Conscients que « l’union fait la force », 48,5 % des étudiants considèrent que les États-membres devraient confier plus de compétences à l’UE afin de parvenir à une meilleure coopération et des positions communes plus solides ; 36,5 % pensent l’inverse.

L’échec du Brexit est patent aux yeux d’une forte majorité (65 %), contre à peine 10 % qui y trouvent des conséquences positives.

Concernant les 10 pays candidats à l’entrée dans l’UE, les perspectives d’élargissement sont majoritairement rejetées par les étudiants interrogés. Cette réticence traduit la crainte que
l’élargissement à de nouveaux États bloque un système de prise de décision perçu comme complexe. L’élargissement de l’UE, en la diluant, viendrait l’affaiblir à un moment où il faut au contraire la renforcer.

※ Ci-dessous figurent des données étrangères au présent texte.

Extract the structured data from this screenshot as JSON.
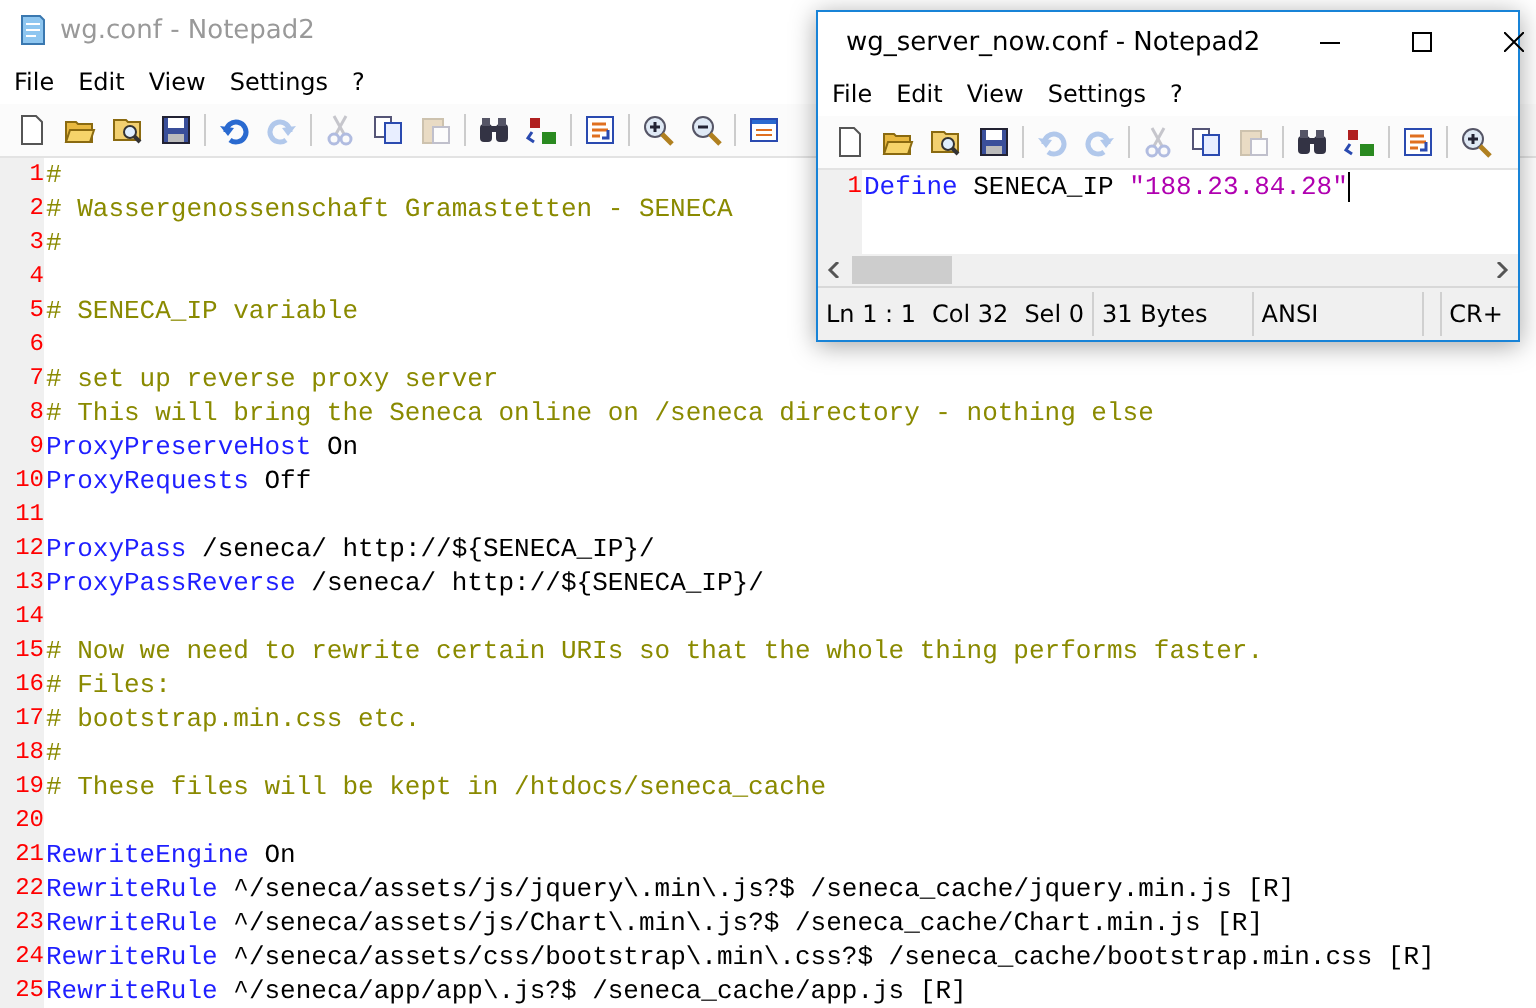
{
  "main_window": {
    "title": "wg.conf - Notepad2",
    "active": false,
    "menu": [
      "File",
      "Edit",
      "View",
      "Settings",
      "?"
    ],
    "toolbar_groups": [
      {
        "items": [
          {
            "kind": "new",
            "disabled": false
          },
          {
            "kind": "open",
            "disabled": false
          },
          {
            "kind": "browse",
            "disabled": false
          },
          {
            "kind": "save",
            "disabled": false
          }
        ]
      },
      {
        "items": [
          {
            "kind": "undo",
            "disabled": false
          },
          {
            "kind": "redo",
            "disabled": true
          }
        ]
      },
      {
        "items": [
          {
            "kind": "cut",
            "disabled": true
          },
          {
            "kind": "copy",
            "disabled": false
          },
          {
            "kind": "paste",
            "disabled": true
          }
        ]
      },
      {
        "items": [
          {
            "kind": "find",
            "disabled": false
          },
          {
            "kind": "replace",
            "disabled": false
          }
        ]
      },
      {
        "items": [
          {
            "kind": "wrap",
            "disabled": false
          }
        ]
      },
      {
        "items": [
          {
            "kind": "zoom-in",
            "disabled": false
          },
          {
            "kind": "zoom-out",
            "disabled": false
          }
        ]
      },
      {
        "items": [
          {
            "kind": "scheme",
            "disabled": false
          }
        ]
      }
    ],
    "lines": [
      {
        "number": "1",
        "tokens": [
          {
            "kind": "comment",
            "text": "#"
          }
        ]
      },
      {
        "number": "2",
        "tokens": [
          {
            "kind": "comment",
            "text": "# Wassergenossenschaft Gramastetten - SENECA"
          }
        ]
      },
      {
        "number": "3",
        "tokens": [
          {
            "kind": "comment",
            "text": "#"
          }
        ]
      },
      {
        "number": "4"
      },
      {
        "number": "5",
        "tokens": [
          {
            "kind": "comment",
            "text": "# SENECA_IP variable"
          }
        ]
      },
      {
        "number": "6"
      },
      {
        "number": "7",
        "tokens": [
          {
            "kind": "comment",
            "text": "# set up reverse proxy server"
          }
        ]
      },
      {
        "number": "8",
        "tokens": [
          {
            "kind": "comment",
            "text": "# This will bring the Seneca online on /seneca directory - nothing else"
          }
        ]
      },
      {
        "number": "9",
        "tokens": [
          {
            "kind": "keyword",
            "text": "ProxyPreserveHost"
          },
          {
            "kind": "text",
            "text": "On"
          }
        ]
      },
      {
        "number": "10",
        "tokens": [
          {
            "kind": "keyword",
            "text": "ProxyRequests"
          },
          {
            "kind": "text",
            "text": "Off"
          }
        ]
      },
      {
        "number": "11"
      },
      {
        "number": "12",
        "tokens": [
          {
            "kind": "keyword",
            "text": "ProxyPass"
          },
          {
            "kind": "text",
            "text": "/seneca/ http://${SENECA_IP}/"
          }
        ]
      },
      {
        "number": "13",
        "tokens": [
          {
            "kind": "keyword",
            "text": "ProxyPassReverse"
          },
          {
            "kind": "text",
            "text": "/seneca/ http://${SENECA_IP}/"
          }
        ]
      },
      {
        "number": "14"
      },
      {
        "number": "15",
        "tokens": [
          {
            "kind": "comment",
            "text": "# Now we need to rewrite certain URIs so that the whole thing performs faster."
          }
        ]
      },
      {
        "number": "16",
        "tokens": [
          {
            "kind": "comment",
            "text": "# Files:"
          }
        ]
      },
      {
        "number": "17",
        "tokens": [
          {
            "kind": "comment",
            "text": "# bootstrap.min.css etc."
          }
        ]
      },
      {
        "number": "18",
        "tokens": [
          {
            "kind": "comment",
            "text": "#"
          }
        ]
      },
      {
        "number": "19",
        "tokens": [
          {
            "kind": "comment",
            "text": "# These files will be kept in /htdocs/seneca_cache"
          }
        ]
      },
      {
        "number": "20"
      },
      {
        "number": "21",
        "tokens": [
          {
            "kind": "keyword",
            "text": "RewriteEngine"
          },
          {
            "kind": "text",
            "text": "On"
          }
        ]
      },
      {
        "number": "22",
        "tokens": [
          {
            "kind": "keyword",
            "text": "RewriteRule"
          },
          {
            "kind": "text",
            "text": "^/seneca/assets/js/jquery\\.min\\.js?$ /seneca_cache/jquery.min.js [R]"
          }
        ]
      },
      {
        "number": "23",
        "tokens": [
          {
            "kind": "keyword",
            "text": "RewriteRule"
          },
          {
            "kind": "text",
            "text": "^/seneca/assets/js/Chart\\.min\\.js?$ /seneca_cache/Chart.min.js [R]"
          }
        ]
      },
      {
        "number": "24",
        "tokens": [
          {
            "kind": "keyword",
            "text": "RewriteRule"
          },
          {
            "kind": "text",
            "text": "^/seneca/assets/css/bootstrap\\.min\\.css?$ /seneca_cache/bootstrap.min.css [R]"
          }
        ]
      },
      {
        "number": "25",
        "tokens": [
          {
            "kind": "keyword",
            "text": "RewriteRule"
          },
          {
            "kind": "text",
            "text": "^/seneca/app/app\\.js?$ /seneca_cache/app.js [R]"
          }
        ]
      }
    ]
  },
  "front_window": {
    "title": "wg_server_now.conf - Notepad2",
    "active": true,
    "menu": [
      "File",
      "Edit",
      "View",
      "Settings",
      "?"
    ],
    "toolbar_groups": [
      {
        "items": [
          {
            "kind": "new",
            "disabled": false
          },
          {
            "kind": "open",
            "disabled": false
          },
          {
            "kind": "browse",
            "disabled": false
          },
          {
            "kind": "save",
            "disabled": false
          }
        ]
      },
      {
        "items": [
          {
            "kind": "undo",
            "disabled": true
          },
          {
            "kind": "redo",
            "disabled": true
          }
        ]
      },
      {
        "items": [
          {
            "kind": "cut",
            "disabled": true
          },
          {
            "kind": "copy",
            "disabled": false
          },
          {
            "kind": "paste",
            "disabled": true
          }
        ]
      },
      {
        "items": [
          {
            "kind": "find",
            "disabled": false
          },
          {
            "kind": "replace",
            "disabled": false
          }
        ]
      },
      {
        "items": [
          {
            "kind": "wrap",
            "disabled": false
          }
        ]
      },
      {
        "items": [
          {
            "kind": "zoom-in",
            "disabled": false
          }
        ]
      }
    ],
    "lines": [
      {
        "number": "1",
        "tokens": [
          {
            "kind": "keyword",
            "text": "Define"
          },
          {
            "kind": "text",
            "text": "SENECA_IP"
          },
          {
            "kind": "string",
            "text": "\"188.23.84.28\""
          }
        ]
      }
    ],
    "status_bar": [
      "Ln 1 : 1",
      "Col 32",
      "Sel 0",
      "31 Bytes",
      "ANSI",
      "CR+"
    ]
  }
}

La porte est donc close aussi pour l’Ukraine (49 % contre, 31 % pour). Mais leur volonté de soutenir l’Ukraine en guerre est très claire : les étudiants approuvent sans réserve l’accueil de réfugiés fuyant la guerre (84,6 %), l’aide humanitaire (91,2 %), l’achat et la livraison d’équipement militaire (61,9 %), l’assistance budgétaire (67,3 %), les sanctions économiques (74,8 %), l’interdiction des médias russes de propagande (62,1 %) et l’utilisation des avoirs russes gelés pour financer la reconstruction de l’Ukraine (69,8 %).

L’Europe doit s’affirmer comme une puissance géopolitique souveraine pour 78 % de nos étudiants (55 % « pour » et 23 % « plutôt pour »), contre seulement 17 % (9 % « contre » et 8 % « plutôt contre »), 5 % ne s’exprimant pas. Dans cette perspective, les étudiants sont très favorables (87,3 %) à la mise en place d’une politique de défense avec un Commissaire à la Défense (66,5 %), une politique étrangère commune renforcée (77,1 %) et des financements pour l’industrie de défense (78 %).

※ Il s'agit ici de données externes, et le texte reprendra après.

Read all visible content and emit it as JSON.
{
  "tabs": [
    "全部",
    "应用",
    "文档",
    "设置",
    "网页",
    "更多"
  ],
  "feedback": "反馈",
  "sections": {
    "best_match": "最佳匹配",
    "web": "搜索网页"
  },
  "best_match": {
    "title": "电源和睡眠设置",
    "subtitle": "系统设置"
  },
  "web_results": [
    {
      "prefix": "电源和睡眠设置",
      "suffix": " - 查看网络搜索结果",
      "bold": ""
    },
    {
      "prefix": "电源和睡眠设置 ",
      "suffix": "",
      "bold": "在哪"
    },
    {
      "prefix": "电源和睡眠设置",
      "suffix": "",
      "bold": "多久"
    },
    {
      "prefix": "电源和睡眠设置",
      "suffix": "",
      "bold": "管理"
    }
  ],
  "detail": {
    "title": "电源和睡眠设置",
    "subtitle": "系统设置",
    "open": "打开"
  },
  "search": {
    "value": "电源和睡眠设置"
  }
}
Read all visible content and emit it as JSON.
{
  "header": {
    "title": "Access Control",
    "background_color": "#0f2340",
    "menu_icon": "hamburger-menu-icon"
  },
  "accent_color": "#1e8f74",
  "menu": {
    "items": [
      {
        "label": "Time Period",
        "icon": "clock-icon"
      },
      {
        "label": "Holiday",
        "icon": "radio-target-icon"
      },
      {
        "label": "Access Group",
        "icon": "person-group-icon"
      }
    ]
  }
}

In fine, les étudiants interrogés se disent raisonnablement optimistes (43 %) pour le futur de l’UE, contre 34 % de pessimistes et 24 % restant dans l’expectative.

Cette enquête sera complétée par des travaux réalisés lors du cours « Présidence de l’Union européenne », actuellement donné à l’ESSEC: les étudiants identifieront des propositions susceptibles d’inspirer le « Commission Work Programme », c’est-à-dire les priorités de la nouvelle Commission européenne pour les cinq prochaines années.

À cette occasion, deux étudiants de l’ESSEC prendront la parole pour relayer les priorités de leurs camarades.

 

Fondé à l’ESSEC en 1996, et dirigé par Aurélien Colson, l’Institut de recherche et d’enseignement sur la négociation assure depuis 2005 tous les programmes de formation à la négociation pour la Commission, le secrétariat général du Conseil, le Parlement, et les agences spécialisées de l’Union européenne. L’ESSEC IRENÉ coordonne ces travaux dans un consortium réunissant également le Collège d’Europe et EIPA. En 2014 fut inauguré à Bruxelles le bureau dédié à ces missions, IRENE EUROPA.